Koenig's interpretation deserves mention (K. S. 207 a). He claims that an individual reflecting upon a course of action to be followed may appear to himself both as giving orders and as carrying out these orders. He claims such a thing would happen "quite naturally and easily" (naturgemaess leicht). We can hardly imagine any explanation more stilted and artificial. It is a figment of the clever brain, invented to extricate its inventor out of a predicament.
We should yet especially emphasize that the trinitarian view, presented in modified form above; is not, as many charge, transferring the New Testament back into the Old. We have emphasized above that the New Testament marks an advance upon whatever the Old offers under this head. What the Old Testament offers here would never have been fully grasped if clearer and more. elaborate revelation had not thrown its light upon this passage from the New Testament.
The being to be made is called 'adham, a term whose root significance must very likely be sought in the cognate word 'adhamah (see v. 25) which refers to the soil capable of cultivation. 'Adham would, therefore, be "the cultivator of the soil."
The double modifying phrase, "in our image, after our likeness," requires closer study. It is in the last analysis nothing more than a phrase which aims to assert with emphasis the idea that man is to be closely patterned after his Maker. This feature in man's being is a second mode. of setting forth prominently the singular dignity of man: Man is not only made after the deliberate plan and purpose of God but is also very definitely patterned after Him. In making both phrases practically result in an idea which is one composite whole we are not erasing the distinction between the terms. "Image" is for the word tselem, whose root means "to carve" or "to cut off." We cannot go so far as to apply this idea to the physical similarity of man with God, as some have. But, at least, the term refers to more concrete similarity, whereas the second word demiuth, "likeness," refers more to similarity in the abstract or in the ideal. But here again we cannot venture with the Greek fathers to apply the term to man's inner or spiritual resemblance to God. Nor dare we press the change of prepositions; be "in" and ke "as." For though be describes man as being within a certain mold as it were, it yet must also be called a kind of Beth normae (K. S. 332r), for (Ex 25:40) it is used practically like ke. To this must be added the fact that v. 27 considers the use of tselem without demuth sufficient to express what God did, "image" being used twice. Again it 5:1 demuth with be and not with ke, as in our passage, is thought to be an adequate statement of the case. So we shall have to regard the second phrase, "according to our likeness," as merely supplementary to or explanatory of the first. Of course, the possessive "our" in connection with these two nouns is to be explained like the plural of "let us make" above.

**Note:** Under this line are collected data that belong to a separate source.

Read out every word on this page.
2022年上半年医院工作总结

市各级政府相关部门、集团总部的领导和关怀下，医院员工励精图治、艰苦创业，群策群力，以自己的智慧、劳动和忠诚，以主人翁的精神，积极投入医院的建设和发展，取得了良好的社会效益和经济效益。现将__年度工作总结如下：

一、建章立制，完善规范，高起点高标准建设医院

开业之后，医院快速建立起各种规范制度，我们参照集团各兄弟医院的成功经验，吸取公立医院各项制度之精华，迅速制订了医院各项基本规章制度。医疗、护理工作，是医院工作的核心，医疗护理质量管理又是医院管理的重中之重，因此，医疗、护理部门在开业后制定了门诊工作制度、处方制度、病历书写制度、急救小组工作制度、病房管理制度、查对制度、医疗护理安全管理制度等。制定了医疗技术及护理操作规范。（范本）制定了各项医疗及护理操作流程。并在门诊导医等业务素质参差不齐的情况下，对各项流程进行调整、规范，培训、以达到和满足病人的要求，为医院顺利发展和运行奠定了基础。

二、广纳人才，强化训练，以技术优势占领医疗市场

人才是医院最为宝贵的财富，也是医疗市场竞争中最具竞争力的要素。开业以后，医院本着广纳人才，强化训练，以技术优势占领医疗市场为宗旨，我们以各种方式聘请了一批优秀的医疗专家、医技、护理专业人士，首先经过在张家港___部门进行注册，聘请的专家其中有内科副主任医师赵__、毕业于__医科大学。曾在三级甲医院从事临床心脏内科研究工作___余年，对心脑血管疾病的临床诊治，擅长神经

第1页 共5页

But yet we have not defined what the term "the image of God" implies. Those who would rule out the clear passages of the New Testament and construe a picture only by the help. of what this chapter offers, fail to discern the true unity of scriptural revelation and are bound to arrive at a misleading conception. True, the author of the account may himself not have had a full apperception of what all was involved in this concept, but here most especially the principle must be applied. Scripture must be explained by Scripture. Especially such passages as (Eph 4:24) and (Col 3:10) must be drawn upon. The reformers clearly saw that the most important thing involved was a proper attitude of heart in faith. Luther says: "I understand this image of God to be ... that Adam not only knew God and believed in Him that He was gracious; but that he also led an entirely godly life." Cf. also Apology II, 17-22. As adequate a summary of all features involved as any is that of Koenig in TAT, p. 226 S. He lists the following items as belonging to the outward side of the divine image: (a) man's countenance which directs his gaze upwards; (b) a capacity for varying facial expressions; (c) a sense of shame expressing itself in the blush of man; (d) speech. It cannot be denied that all these are physical features which are noticeably absent in all animals. To the inner side of the divine image the same author assigns the following items: (a) on the material side of man's inner make-up stands immortality; (b) on the intellectual side is self-consciousness, reason and Vernunft;( c) on the voluntative moral side is the ability to discern good and evil, the freedom of the will, conscience, and the right use of his moral capacities--the most important of all. We understand Koenig to make this last statement in the sense of the reformer's quoted above.